For this I have opted to  use a very old painted and stencilled piece made several years ago and which has been languishing in the cupboard ever since… It started way back in the days of experimentation with new techniques… there were so many possibilities, so many to try, and thus we gave ourselves permission to play which resulted in giving everything a go! Until eventually we ran the risk of becoming technique junkies without a clue where to go from there… that is a trap, BEWARE! (I still get sucked in….. viz: the watercolour painting) So this piece of original painted and stencilled (with various texture media – eg glass beads and structure gel – mixed in with acrylic paints) now altered with cutting and reinvented with stitching, both hand and machine, is planned to feature a couple of birds… (Surprise!)  but is so far from my usual style of work, I believe it will not be recognisable as mine at all…..  but isn’t that what challenges are all about? Exploring new directions?

So onward, I need to go get stitching, painting and whatever!

 

Wetlands of Queensland

Today, as the big wet (compliments of ex Tropical Cyclone Debbie) drenches the southeast, I recieved notification that my latest artwork didn’t make the grade for the Moreton Bay Regional Art Awards – no matter! It was the very first time I have entered this competition.

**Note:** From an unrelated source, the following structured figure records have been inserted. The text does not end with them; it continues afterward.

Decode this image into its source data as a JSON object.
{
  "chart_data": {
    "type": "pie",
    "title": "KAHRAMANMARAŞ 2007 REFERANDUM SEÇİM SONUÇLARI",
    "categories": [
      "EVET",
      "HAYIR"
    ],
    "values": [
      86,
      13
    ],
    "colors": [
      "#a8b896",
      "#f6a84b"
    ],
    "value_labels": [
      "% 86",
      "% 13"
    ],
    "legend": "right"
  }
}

I’m not much given to entering competitions, but sometimes they pay off and often in the most splendid and unexpected ways! Just not this time, alas. I ought to have approached this piece with 4 intact sides perhaps, and no empty – literally!  – spaces…. but no, not me, who likes to make it complicated.

I made this to be

1) part of a series I am working on at the moment (Anfractuous Continuance)

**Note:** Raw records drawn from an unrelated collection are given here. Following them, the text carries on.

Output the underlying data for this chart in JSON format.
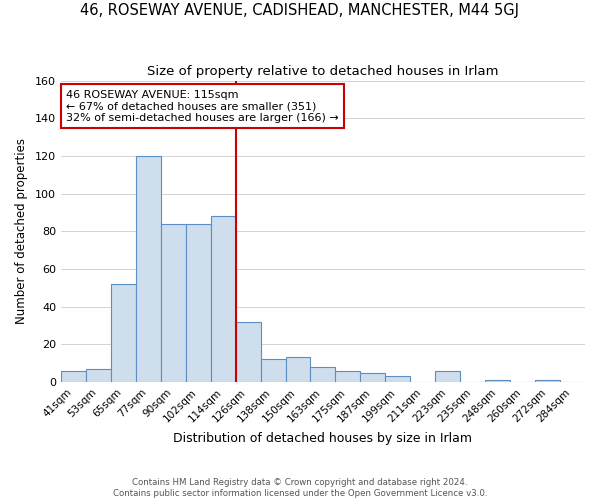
{
  "title": "46, ROSEWAY AVENUE, CADISHEAD, MANCHESTER, M44 5GJ",
  "subtitle": "Size of property relative to detached houses in Irlam",
  "xlabel": "Distribution of detached houses by size in Irlam",
  "ylabel": "Number of detached properties",
  "bin_labels": [
    "41sqm",
    "53sqm",
    "65sqm",
    "77sqm",
    "90sqm",
    "102sqm",
    "114sqm",
    "126sqm",
    "138sqm",
    "150sqm",
    "163sqm",
    "175sqm",
    "187sqm",
    "199sqm",
    "211sqm",
    "223sqm",
    "235sqm",
    "248sqm",
    "260sqm",
    "272sqm",
    "284sqm"
  ],
  "bar_values": [
    6,
    7,
    52,
    120,
    84,
    84,
    88,
    32,
    12,
    13,
    8,
    6,
    5,
    3,
    0,
    6,
    0,
    1,
    0,
    1,
    0
  ],
  "bar_color": "#cfdeed",
  "bar_edge_color": "#5b8ec4",
  "ylim": [
    0,
    160
  ],
  "yticks": [
    0,
    20,
    40,
    60,
    80,
    100,
    120,
    140,
    160
  ],
  "vline_x_index": 6,
  "vline_color": "#cc0000",
  "annotation_line1": "46 ROSEWAY AVENUE: 115sqm",
  "annotation_line2": "← 67% of detached houses are smaller (351)",
  "annotation_line3": "32% of semi-detached houses are larger (166) →",
  "annotation_box_color": "#ffffff",
  "annotation_box_edge": "#cc0000",
  "footer_line1": "Contains HM Land Registry data © Crown copyright and database right 2024.",
  "footer_line2": "Contains public sector information licensed under the Open Government Licence v3.0.",
  "title_fontsize": 10.5,
  "subtitle_fontsize": 9.5,
  "ylabel_fontsize": 8.5,
  "xlabel_fontsize": 9,
  "tick_fontsize": 7.5
}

2) as a possible entry in the Australasian Quilt Convention Challenge – Fauna and Flora of Australia –  but it transpired that by it’s very nature, it would not fold well, therefore would not travel well, and as a consequence I opted not to enter – clearly I didn’t think that one through…

3) it being not entered in AQC decided to give MBRAA a shot…. never mind, I think it looks good on my wall!!!

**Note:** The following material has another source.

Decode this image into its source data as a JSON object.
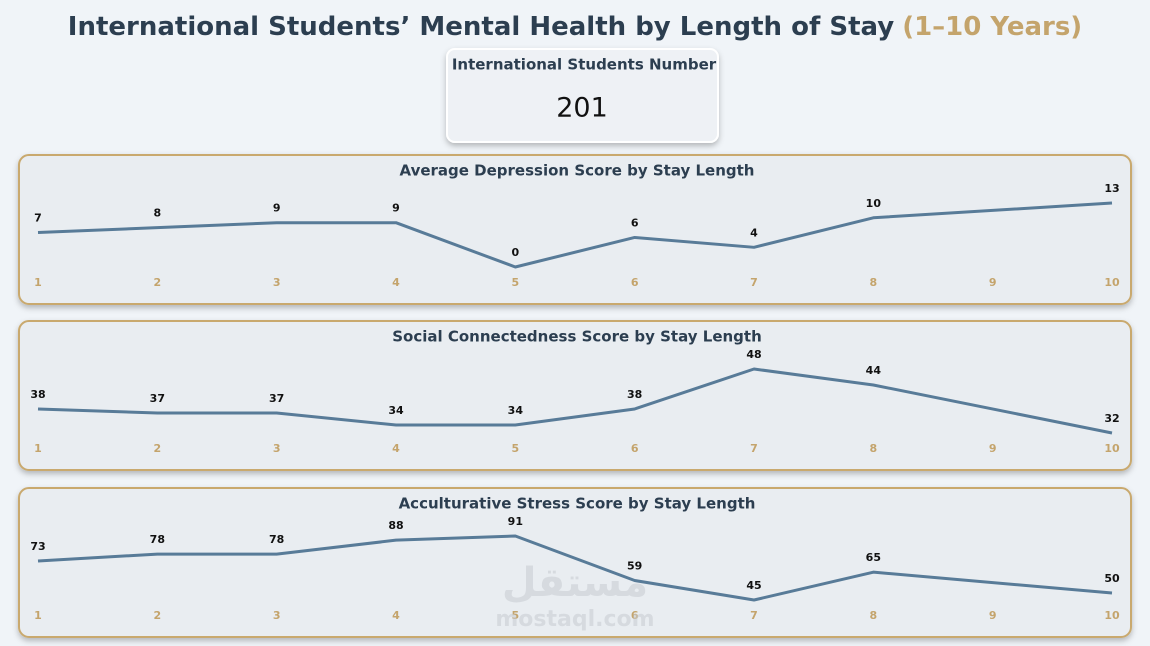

I have named it “Cooloola Flight”. Because it’s an aerial view of the Cooloola wetlands and it features a wonderful bird we saw there – a Black necked Stork. An Aussie would call it a Jabiru. We spotted it out in our canoe on Lake Cootharaba, and was the biggest thrill of all of our canoeing excursions. He was just sitting on a little island, minding his own business, then as we drifted closer, he casually got up and strolled away for a drink, and eventually flew off to feed around the corner.

In  this piece the lake and river systems of Cooloola Wetlands are depicted by the empty spaces….. it will be exhibited as one of my pieces at Pine Rivers Art Gallery along with the Reddy Arts Textile Group’s work in December and January…. until then here is a wee sneak peak because I’m too excited about it to save it for a few more months! But you will be able to see it in the cloth there.

Lots of you have seen my first piece in the series – see “Cudgera Creek”  and my previous post for photos. This quilt is now in Melbourne and can be seen at the Bernina   Best of Australia Awards at AQC 20-23rd April 2017.

I am currently working on my third piece, which is based around the Tinchi tamba wetlands, on the Pine River. Now I really must go and sew!!!